The 2nd piece to this puzzle involves reading the complete ingredient list on the feed tag. While this actually sounds quite boring and sometimes daunting; it can really be quite eye-opening. Following are a few things to look for: Organic vs. inorganic trace minerals Organic vs. inorganic selenium Any bonus ingredients, like added probiotics for horses Decoding minerals Minerals are quite literally the backbone of the horse’s body, making up each and every organ, tissue and cell. They play quite a important a role in every single body system, from skeletal and muscular development to nervous system function as well as hair and hoof health. While just present in very tiny quantities in a bag of feed, they are very vital for the overall performance of your horse. Trace minerals further make up a very small percentage of a horse’s daily intake, which is why their bioavailability is so crucial. Bioavailability has to do with the rate in which they are actually absorbed and then utilized in the body. Organic trace minerals (like manganese, copper, zinc and cobalt) are absorbed at higher levels and are much more readily utilized by the horse as they are presented in a form that mimics the form in which minerals are actually found in nature. Furthermore, on the feed tag, organic minerals will be listed as the mineral name, followed by the word “proteinate,” “methionine” or “amino acid complex.” You can quite easily spot inorganic minerals because they will be listed as the mineral name followed by the word “oxide” or “sulfate.” For example, the ingredient “zinc oxide” is an inorganic version, which is both cheaper as well as less conducive for optimal horse health and performance. You must read the feed tag to check the feed’s trace mineral status. Ideally, you should choose a feed that contains 100% organic zinc, copper, cobalt as well as manganese.

The selenium connection

Selenium is even considered a trace mineral, and in horses, it is particularly noteworthy because too much or even too little can be detrimental and also really fatal. Selenium is a highly significant mineral in the antioxidant pathway, which is why it is important for recovery, metabolism and endurance. Inorganic selenium is quite easy to spot on feed tags and will be listed as “sodium selenite.” On the other hand organic selenium, will be listed as “selenium yeast.” Be careful: Some feeds use a mixture of both types of selenium. Thus, you should choose feeds that contain only 100% selenium yeast for best possible results.
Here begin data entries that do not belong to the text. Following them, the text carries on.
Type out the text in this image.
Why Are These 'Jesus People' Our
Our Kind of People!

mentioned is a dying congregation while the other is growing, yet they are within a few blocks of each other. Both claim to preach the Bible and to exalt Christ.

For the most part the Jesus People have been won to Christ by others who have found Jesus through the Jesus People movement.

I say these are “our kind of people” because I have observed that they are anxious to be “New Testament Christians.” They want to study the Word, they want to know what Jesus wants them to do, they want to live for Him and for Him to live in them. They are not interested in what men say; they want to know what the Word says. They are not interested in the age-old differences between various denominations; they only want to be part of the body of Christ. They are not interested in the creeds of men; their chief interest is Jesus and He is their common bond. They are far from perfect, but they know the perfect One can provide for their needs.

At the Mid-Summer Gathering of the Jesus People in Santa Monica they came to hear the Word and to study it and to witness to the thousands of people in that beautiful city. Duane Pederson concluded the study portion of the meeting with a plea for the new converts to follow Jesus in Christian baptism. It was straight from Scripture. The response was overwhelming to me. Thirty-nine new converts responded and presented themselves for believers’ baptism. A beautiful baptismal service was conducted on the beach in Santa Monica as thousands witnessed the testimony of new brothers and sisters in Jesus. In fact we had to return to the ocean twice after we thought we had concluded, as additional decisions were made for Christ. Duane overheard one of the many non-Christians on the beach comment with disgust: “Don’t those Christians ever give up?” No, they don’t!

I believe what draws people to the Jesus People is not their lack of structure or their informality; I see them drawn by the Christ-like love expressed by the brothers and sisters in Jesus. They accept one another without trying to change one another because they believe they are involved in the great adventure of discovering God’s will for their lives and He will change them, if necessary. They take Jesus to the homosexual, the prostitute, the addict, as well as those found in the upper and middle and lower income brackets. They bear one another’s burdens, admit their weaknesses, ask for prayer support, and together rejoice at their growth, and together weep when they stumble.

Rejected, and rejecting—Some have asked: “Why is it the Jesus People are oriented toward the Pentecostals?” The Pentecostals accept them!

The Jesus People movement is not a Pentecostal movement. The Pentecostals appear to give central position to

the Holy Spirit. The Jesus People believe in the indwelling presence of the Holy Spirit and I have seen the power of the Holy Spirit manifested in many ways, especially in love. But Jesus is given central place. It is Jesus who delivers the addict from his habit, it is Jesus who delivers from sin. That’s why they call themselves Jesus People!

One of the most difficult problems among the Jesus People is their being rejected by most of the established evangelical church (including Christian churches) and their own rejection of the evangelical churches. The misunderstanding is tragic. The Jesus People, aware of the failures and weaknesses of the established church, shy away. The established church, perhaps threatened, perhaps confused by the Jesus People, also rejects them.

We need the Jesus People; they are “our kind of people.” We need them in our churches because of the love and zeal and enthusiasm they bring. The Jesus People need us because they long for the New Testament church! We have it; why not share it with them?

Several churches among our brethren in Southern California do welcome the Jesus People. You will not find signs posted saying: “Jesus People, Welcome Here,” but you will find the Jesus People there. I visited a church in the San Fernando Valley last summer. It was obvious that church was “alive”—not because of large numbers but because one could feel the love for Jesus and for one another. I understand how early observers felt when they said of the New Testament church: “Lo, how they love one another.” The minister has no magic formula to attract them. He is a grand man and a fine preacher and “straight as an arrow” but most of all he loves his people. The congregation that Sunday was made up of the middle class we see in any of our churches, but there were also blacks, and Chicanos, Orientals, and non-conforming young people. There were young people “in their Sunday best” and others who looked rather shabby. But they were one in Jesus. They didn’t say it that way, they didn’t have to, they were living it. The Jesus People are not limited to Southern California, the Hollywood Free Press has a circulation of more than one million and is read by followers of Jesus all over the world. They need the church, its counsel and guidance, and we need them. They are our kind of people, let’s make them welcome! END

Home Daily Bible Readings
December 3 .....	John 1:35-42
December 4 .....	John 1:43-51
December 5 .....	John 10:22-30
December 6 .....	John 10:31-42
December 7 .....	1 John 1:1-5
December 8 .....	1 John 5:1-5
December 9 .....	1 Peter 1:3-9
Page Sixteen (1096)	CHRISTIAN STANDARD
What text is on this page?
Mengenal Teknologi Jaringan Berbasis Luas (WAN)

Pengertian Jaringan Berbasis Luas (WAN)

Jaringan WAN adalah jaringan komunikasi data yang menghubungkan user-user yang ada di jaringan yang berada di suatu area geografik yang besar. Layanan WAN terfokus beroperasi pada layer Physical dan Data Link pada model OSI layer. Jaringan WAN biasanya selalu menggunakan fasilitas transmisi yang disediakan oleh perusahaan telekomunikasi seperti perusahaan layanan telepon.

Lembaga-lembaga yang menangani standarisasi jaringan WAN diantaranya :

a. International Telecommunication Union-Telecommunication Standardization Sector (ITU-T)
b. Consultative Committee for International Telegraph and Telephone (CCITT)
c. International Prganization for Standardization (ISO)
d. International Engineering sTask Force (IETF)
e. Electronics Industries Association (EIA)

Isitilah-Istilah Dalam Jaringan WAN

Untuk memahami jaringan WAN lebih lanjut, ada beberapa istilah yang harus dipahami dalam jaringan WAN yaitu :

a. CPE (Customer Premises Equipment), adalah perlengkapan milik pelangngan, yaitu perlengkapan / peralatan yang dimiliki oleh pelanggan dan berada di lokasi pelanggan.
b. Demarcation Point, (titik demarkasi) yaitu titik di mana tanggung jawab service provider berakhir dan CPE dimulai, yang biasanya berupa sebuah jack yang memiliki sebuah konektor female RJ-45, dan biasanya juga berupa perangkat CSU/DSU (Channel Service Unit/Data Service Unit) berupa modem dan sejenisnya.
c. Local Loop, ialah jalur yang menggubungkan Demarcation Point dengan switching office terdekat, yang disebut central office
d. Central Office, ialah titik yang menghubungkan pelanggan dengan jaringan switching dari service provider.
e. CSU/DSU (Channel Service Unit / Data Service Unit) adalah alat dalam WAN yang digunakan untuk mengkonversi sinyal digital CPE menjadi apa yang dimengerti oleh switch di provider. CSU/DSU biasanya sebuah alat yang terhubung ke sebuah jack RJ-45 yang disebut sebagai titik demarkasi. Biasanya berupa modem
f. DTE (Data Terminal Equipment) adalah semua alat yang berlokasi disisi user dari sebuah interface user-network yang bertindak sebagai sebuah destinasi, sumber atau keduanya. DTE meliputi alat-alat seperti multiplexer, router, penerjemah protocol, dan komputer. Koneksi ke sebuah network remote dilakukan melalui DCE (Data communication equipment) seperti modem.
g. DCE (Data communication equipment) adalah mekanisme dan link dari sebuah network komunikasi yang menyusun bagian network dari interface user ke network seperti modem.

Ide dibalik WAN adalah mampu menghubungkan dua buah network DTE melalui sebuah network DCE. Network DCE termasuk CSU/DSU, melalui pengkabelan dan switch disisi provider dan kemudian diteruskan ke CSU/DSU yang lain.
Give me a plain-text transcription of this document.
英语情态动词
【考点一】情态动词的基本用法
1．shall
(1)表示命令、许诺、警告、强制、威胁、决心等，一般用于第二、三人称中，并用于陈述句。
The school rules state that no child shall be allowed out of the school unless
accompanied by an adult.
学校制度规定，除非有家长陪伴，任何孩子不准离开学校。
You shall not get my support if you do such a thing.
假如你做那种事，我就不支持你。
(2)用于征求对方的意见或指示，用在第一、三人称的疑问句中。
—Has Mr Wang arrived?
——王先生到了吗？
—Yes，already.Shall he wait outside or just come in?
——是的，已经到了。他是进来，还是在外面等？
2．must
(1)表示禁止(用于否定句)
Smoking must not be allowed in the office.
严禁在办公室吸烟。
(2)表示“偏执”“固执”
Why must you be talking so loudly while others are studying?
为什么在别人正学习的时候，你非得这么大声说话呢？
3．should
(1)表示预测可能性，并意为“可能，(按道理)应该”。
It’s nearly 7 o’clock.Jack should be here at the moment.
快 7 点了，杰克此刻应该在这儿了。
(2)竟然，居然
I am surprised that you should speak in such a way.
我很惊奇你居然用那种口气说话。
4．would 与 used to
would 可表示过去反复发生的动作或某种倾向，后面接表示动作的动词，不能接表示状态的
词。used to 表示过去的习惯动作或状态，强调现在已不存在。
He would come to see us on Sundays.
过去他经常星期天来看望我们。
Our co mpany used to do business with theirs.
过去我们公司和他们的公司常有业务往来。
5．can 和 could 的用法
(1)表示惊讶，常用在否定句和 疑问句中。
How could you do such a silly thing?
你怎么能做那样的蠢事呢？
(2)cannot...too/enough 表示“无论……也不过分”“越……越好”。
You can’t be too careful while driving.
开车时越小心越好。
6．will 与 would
Ingredients to support gut health for horses

Your last and final task in reading the ingredient list on the horse feed tag is to actually check for any bonuses. Yes, organic minerals should be non-negotiable, however it is possible for your horse to get much more out of its feed! You need to simply think of this like the prize at the bottom of the Cracker Jack box. One such example is added probiotics for horses. However, be careful how you really interpret these, because not all probiotic supplements, or good gut bacteria, are created equal. You can always call us to clarify further how they source and add probiotics into their feeds to make sure their viability and efficacy. Look on the feed tag for ingredients such as “yeast culture,” “hydrolyzed yeast,” “dried brewer’s yeast” or any particular strain of probiotic bacteria. These ingredients can actually increase your horse’s ability to fully digest as well as utilize the feed, thanks to beneficial bacteria while also potentially saving you from having to purchase any sort of additional equine supplements.